North Africa’s largest market continues to attract the interest of the global IT vendor fraternity
Nabil also said that 2012 promises to be a good year for the IT channel in Egypt. “We faced uncertainty in 2011 and had a shaky market climate which affected our business. However, we look forward to the next 12 months as the company has introduced a variety of affordable offerings. These offerings will help absorb this current situation. We are looking at a more promising outlook by the second quarter, post the elections and we aim to open our office in Egypt as the market becomes more stable.”
Growth & presence
Although business growth and expanding footprint is top of the agenda for most companies that are in Egypt today, Itani pointed out that: “There are some specific trends across industry verticals that are shifting the mindset and needs of IT implementing stricter regulations such as mandatory implementations for PCI [Payment Card Industry] compliance and long term retention of customers’ data. “These regulatory issues are driving the need for IT solutions that help deliver compliance and protect corporate and customer data, while also making it more highly available. Also affecting the financial sector in particular are the mergers and acquisitions made over the past two years to reduce the number of banks from 40 to around 28,” Itani said.
He further added that with a massive explosion of data and the proliferation of mobile security and availability, initiatives will continue to grow within enterprises and IT departments, needing faster and more effective solutions offering disaster recovery, archiving solutions, user authentication and data loss prevention.
At Autodesk, the company is capitalising on the fact that it has been present in this market for 28 years through its distributor Kemet.
“We currently have a number of advanced and dedicated distributors in this market such as Kemet and Nordix Egypt,” Nabil said.
Itani also echoed similar views and said: “For Symantec local presence is extremely important. We believe that being close to the customer and having a strong flavour and knowledge is key to providing the highest level of support, and truly enables a close working relationship with our channel partners and end-users in the market.”
Although doing business in Egypt can be far from ideal, the situation is steadily improving. Some of the challenges in the country, according to Itani are the ongoing political instability, which has slowed down decision making, and meant that some IT projects, particularly in the government sector, have been delayed or placed on hold. The situation is also having some negative impact on channel budgets. Overall though, he feels the market has good potential.
“There is largely a positive outlook in the country as it slowly moves towards political stability. Egypt has always been a huge market in this region due to the sheer size and will continue to be a focus area.”
Nabil agreed and pointed out that liquidity is one of the other challenges facing IT businesses along with software piracy. According to research conducted by the Business Software Alliance (BSA), the piracy rate has rapidly increased in Egypt. In its 2010 study, Egypt’s software piracy rate stood at 60%, higher than the Middle East and Africa average of 58%, costing the country $196m a year.
Nabil added that there are great advantages to doing business in Egypt as it is considered to be the hub for the Middle East and Africa. The country is also expected to be an upcoming leader in the IT industry, due to the large number of qualified IT graduates that have been turned out by Egypt’s universities.
Training & Trends
With IT skills still a challenge for the regional IT industry, training and skills development initiatives are key to establishing stronger channel partnerships and building solid market presence. Distributors must be kept abreast of the latest trends and offerings from vendors and pass on these to their reseller partners.

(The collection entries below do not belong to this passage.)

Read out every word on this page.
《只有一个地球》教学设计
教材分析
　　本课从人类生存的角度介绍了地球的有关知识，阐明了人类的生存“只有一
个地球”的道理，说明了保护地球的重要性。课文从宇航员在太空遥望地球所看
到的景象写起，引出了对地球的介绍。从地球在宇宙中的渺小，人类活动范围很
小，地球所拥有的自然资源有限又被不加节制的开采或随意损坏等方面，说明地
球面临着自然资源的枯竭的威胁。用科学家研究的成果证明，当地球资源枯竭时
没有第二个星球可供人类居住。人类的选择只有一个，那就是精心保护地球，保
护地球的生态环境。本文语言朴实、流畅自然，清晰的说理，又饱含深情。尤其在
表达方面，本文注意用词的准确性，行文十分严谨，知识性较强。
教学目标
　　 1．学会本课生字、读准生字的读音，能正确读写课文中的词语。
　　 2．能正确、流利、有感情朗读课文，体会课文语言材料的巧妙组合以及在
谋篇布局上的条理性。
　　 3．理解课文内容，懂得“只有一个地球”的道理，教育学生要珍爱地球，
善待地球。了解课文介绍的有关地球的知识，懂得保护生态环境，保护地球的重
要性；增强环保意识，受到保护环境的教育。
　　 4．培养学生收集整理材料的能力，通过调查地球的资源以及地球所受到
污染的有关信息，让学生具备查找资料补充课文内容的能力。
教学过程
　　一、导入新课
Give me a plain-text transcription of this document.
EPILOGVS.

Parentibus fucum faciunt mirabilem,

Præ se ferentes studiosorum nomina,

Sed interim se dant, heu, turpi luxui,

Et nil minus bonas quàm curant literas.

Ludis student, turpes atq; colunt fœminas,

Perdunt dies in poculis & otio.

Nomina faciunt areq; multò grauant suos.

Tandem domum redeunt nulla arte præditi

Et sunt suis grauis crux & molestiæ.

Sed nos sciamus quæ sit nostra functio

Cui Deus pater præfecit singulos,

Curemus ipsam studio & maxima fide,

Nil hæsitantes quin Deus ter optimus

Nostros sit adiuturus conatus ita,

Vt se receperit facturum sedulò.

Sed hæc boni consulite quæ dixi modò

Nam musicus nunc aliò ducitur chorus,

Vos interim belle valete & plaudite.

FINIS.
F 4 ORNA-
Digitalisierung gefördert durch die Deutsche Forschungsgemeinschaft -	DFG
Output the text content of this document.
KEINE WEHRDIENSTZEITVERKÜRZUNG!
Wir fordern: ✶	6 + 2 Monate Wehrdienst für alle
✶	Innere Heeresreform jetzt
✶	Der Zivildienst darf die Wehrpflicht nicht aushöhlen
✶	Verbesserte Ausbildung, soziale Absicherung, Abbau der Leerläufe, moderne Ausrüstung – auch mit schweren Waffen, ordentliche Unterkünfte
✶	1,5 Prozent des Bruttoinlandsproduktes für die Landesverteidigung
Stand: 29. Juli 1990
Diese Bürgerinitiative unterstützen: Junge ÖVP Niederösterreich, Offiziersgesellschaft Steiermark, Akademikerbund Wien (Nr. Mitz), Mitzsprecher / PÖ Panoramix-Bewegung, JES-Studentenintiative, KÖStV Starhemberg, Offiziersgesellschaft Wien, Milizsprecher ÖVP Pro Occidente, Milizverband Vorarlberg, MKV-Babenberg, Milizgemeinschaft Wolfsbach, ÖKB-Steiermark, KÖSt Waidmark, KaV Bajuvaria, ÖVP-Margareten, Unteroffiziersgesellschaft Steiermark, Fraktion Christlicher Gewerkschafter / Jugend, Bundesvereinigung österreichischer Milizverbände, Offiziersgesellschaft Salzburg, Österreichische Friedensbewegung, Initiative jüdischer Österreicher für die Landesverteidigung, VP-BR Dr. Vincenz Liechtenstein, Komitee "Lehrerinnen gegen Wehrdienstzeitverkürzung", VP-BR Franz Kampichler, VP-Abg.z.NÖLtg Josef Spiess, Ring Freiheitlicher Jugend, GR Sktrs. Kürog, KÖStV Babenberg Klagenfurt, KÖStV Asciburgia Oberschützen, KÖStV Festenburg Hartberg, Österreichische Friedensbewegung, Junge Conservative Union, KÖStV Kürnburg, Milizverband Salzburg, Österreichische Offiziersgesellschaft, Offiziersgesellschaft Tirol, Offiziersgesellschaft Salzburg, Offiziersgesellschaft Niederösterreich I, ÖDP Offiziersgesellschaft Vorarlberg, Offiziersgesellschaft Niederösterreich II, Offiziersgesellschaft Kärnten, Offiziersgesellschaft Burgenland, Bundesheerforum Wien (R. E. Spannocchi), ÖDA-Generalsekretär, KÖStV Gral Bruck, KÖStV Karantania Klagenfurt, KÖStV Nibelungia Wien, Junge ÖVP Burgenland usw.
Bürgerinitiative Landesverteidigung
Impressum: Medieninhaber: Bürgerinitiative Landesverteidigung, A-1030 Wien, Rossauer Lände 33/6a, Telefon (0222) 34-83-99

Itani said Symantec tackles the skills challenge by providing its valued partners with a number of ways to develop their skills in different technology solutions.
“We have an authorised training partner in Cairo with certified and highly skilled Symantec technology trainers who offer various sessions throughout the year. We also offer our partners online tools for skills training and international training courses which we offer in Dubai delivered by our skilled experts,” he said.
Autodesk’s Nabil added that: “Our channel benefits from the Autodesk Channel Academy – a full education and training programme covering our solutions, and other industry related qualifications. Some of our course material is delivered online, but we also roll-out classroom based instructor led training as required, both for our channel and in some cases our customers.”
While there is no denying that despite the political challenges that Egypt has faced over the last 12 months, which have impacted business in IT and other sectors of the economy, the country remains an important market for vendors, distributors and channel partners in the Middle East and North Africa region.
However, companies that will succeed in this market are those that have invested in skills, have partnered with local organisations and are in this market for the long term gains.